L’architecture se veut très moderne, l’inspiration américaine est claire comme c’est le cas dans d’autres constructions sortant de terre et jalonnant la Nationale 10. La station proprement dite est sobre avec un vaste préau abritant largement les deux pompes électriques distribuant les carburants Mobil. Un escalier en colimaçon dans une tour vitrée permet de relier la station aux bureaux. Enfin, de larges ateliers ouverts permettent aux employés de procéder à l’entretien courant des automobiles et des poids-lourds (graissages, petites réparations, lavages)…

Bar03Sur la vue aérienne prise en 1967 on peut apprécier les dimensions de l’établissement mais aussi sa situation sur le bord de la Nationale 10 particulièrement encombrée ce jour-ci. Source IGN.

Deux parasols...

Au début des années 1970, la station et la tour sont rasées au profit de deux préaux « parasols », équipements typiques des stations Mobil de l’époque. Le reste du garage n'est pas modifié.

Bar04Station Mobil de l'Alouette à Tours (Indre-et-Loire) équipée du "préau-parasol" comme beaucoup d'établissements de la marque à l'époque. Source cliché: A.D. 37.

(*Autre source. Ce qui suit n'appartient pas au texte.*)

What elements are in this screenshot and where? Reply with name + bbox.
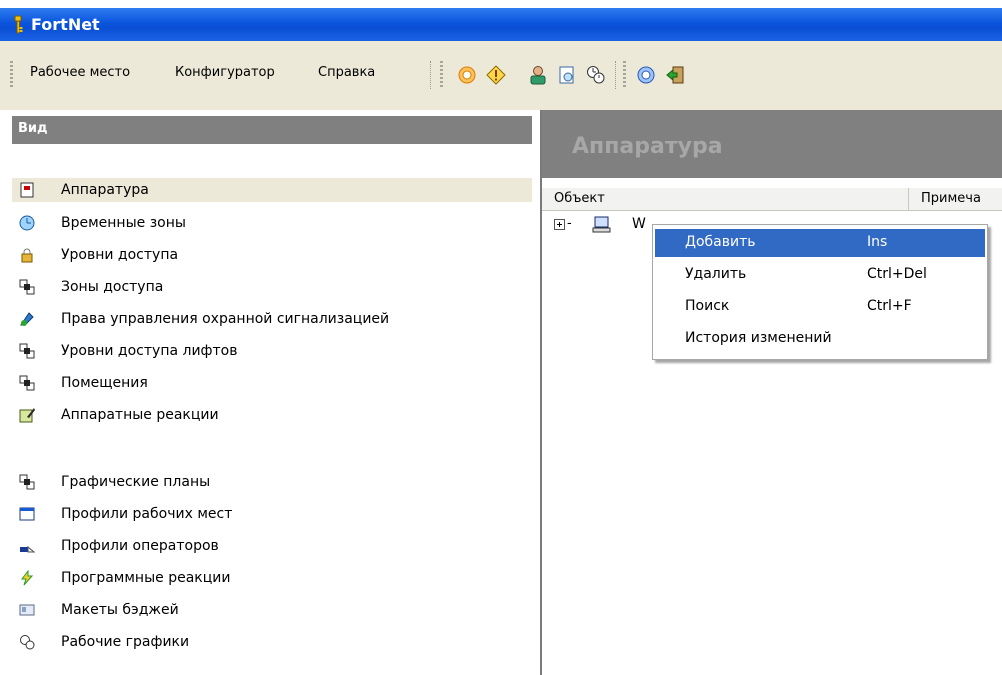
nav-item-access-zones[interactable]: Зоны доступа	[12, 275, 532, 299]
nav-item-badge-layouts[interactable]: Макеты бэджей	[12, 598, 532, 622]
nav-item-access-levels[interactable]: Уровни доступа	[12, 243, 532, 267]
zones-icon	[19, 343, 35, 359]
zones-icon	[19, 474, 35, 490]
content-header: Аппаратура	[542, 110, 1002, 178]
expand-plus-icon[interactable]	[554, 219, 565, 230]
reactions-icon	[19, 408, 35, 423]
menu-configurator[interactable]: Конфигуратор	[175, 65, 275, 80]
toolbar-separator	[430, 61, 432, 89]
device-icon	[20, 182, 34, 198]
tree-connector: -	[567, 216, 572, 231]
diamond-warning-icon[interactable]	[486, 65, 506, 85]
nav-item-rooms[interactable]: Помещения	[12, 371, 532, 395]
nav-item-alarm-rights[interactable]: Права управления охранной сигнализацией	[12, 307, 532, 331]
nav-item-work-schedules[interactable]: Рабочие графики	[12, 630, 532, 654]
menu-help[interactable]: Справка	[318, 65, 375, 80]
view-pane: Вид Аппаратура Временные зоны Уровни дос…	[0, 110, 542, 675]
exit-icon[interactable]	[665, 65, 685, 85]
zones-icon	[19, 279, 35, 295]
nav-item-workplace-profiles[interactable]: Профили рабочих мест	[12, 502, 532, 526]
nav-item-operator-profiles[interactable]: Профили операторов	[12, 534, 532, 558]
nav-item-elevator-levels[interactable]: Уровни доступа лифтов	[12, 339, 532, 363]
toolbar-separator	[615, 61, 617, 89]
title-bar[interactable]: FortNet	[0, 8, 1002, 41]
schedule-icon[interactable]	[586, 65, 606, 85]
menu-workplace[interactable]: Рабочее место	[30, 65, 130, 80]
lightning-icon	[21, 570, 34, 586]
nav-item-hardware-reactions[interactable]: Аппаратные реакции	[12, 403, 532, 427]
zones-icon	[19, 375, 35, 391]
operator-profile-icon	[20, 545, 35, 553]
top-cut-strip	[0, 0, 1002, 8]
toolbar-grip[interactable]	[440, 61, 443, 89]
window-icon	[19, 507, 35, 521]
nav-item-software-reactions[interactable]: Программные реакции	[12, 566, 532, 590]
schedule-icon	[20, 635, 35, 650]
tree-row-label: W	[632, 216, 646, 232]
view-header-label: Вид	[18, 121, 48, 136]
alarm-rights-icon	[20, 312, 34, 326]
column-header-object[interactable]: Объект	[542, 188, 908, 211]
lock-icon	[21, 248, 33, 263]
computer-icon	[592, 216, 611, 233]
gear-sun-icon[interactable]	[457, 65, 477, 85]
context-item-history[interactable]: История изменений	[655, 325, 985, 353]
column-header-note[interactable]: Примеча	[908, 188, 1002, 211]
nav-item-graphic-plans[interactable]: Графические планы	[12, 470, 532, 494]
help-icon[interactable]	[636, 65, 656, 85]
document-icon[interactable]	[557, 65, 577, 85]
badge-icon	[19, 604, 35, 616]
context-item-add[interactable]: Добавить Ins	[655, 229, 985, 257]
context-item-search[interactable]: Поиск Ctrl+F	[655, 293, 985, 321]
operator-icon[interactable]	[528, 65, 548, 85]
context-menu: Добавить Ins Удалить Ctrl+Del Поиск Ctrl…	[652, 224, 988, 360]
nav-item-hardware[interactable]: Аппаратура	[12, 178, 532, 202]
toolbar-grip[interactable]	[10, 61, 13, 89]
window-title: FortNet	[31, 15, 100, 34]
menu-toolbar: Рабочее место Конфигуратор Справка	[0, 41, 1002, 111]
hardware-pane: Аппаратура Объект Примеча - W	[542, 110, 1002, 675]
fortnet-key-icon	[14, 15, 23, 34]
clock-icon	[19, 215, 35, 231]
content-title: Аппаратура	[572, 134, 723, 159]
view-header: Вид	[12, 116, 532, 144]
nav-item-time-zones[interactable]: Временные зоны	[12, 211, 532, 235]
toolbar-grip[interactable]	[623, 61, 626, 89]
context-item-delete[interactable]: Удалить Ctrl+Del	[655, 261, 985, 289]
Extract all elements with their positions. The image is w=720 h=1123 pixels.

Mais en août 1973, l’ouverture de la déviation d’Angoulême, au grand soulagement des usagers et des riverains, est vécue comme une catastrophe pour les professionnels de la ville qui doivent désormais se contenter d’une clientèle locale. Les investissements et les frais de la grande station deviennent insupportables pour la famille Barrouilhet qui est contrainte de céder l’affaire dans les années 1980.

Une station devenue encombrante

Après avoir abrité un petit centre-auto, les lieux cessent toute activité en 1996. Depuis, le cas de la « station Barrouilhet », devenue une véritable « verrue » dans ce quartier en plein réaménagement, défraye régulièrement la chronique locale. Les multiples propositions de rachat du terrain ne semblent pas aboutir d’autant plus que les propriétaires sont encore liés par contrat avec une filiale de Michelin jusqu’en … 2052 !

Bar05L'ancien garage agonise lentement, livré aux squatteurs et autres graffeurs en quête de lieux d'expression.... Octobre 2014, collection L. Carré.

Bar06Les ruines contrastent de plus en plus dans un quartier en pleine mutation. Octobre 2014, collection L. Carré.

Quoiqu’il en soit, l’ancienne station qui faisait la gloire du commerce automobile des Trente Glorieuses de la capitale charentaise a agonisé lentement jusqu'en 2019 où les bâtiments ont été intégralement rasés. Il ne reste aujourd'hui plus rien du garage si ce n'est qu'une vaste aire de parking.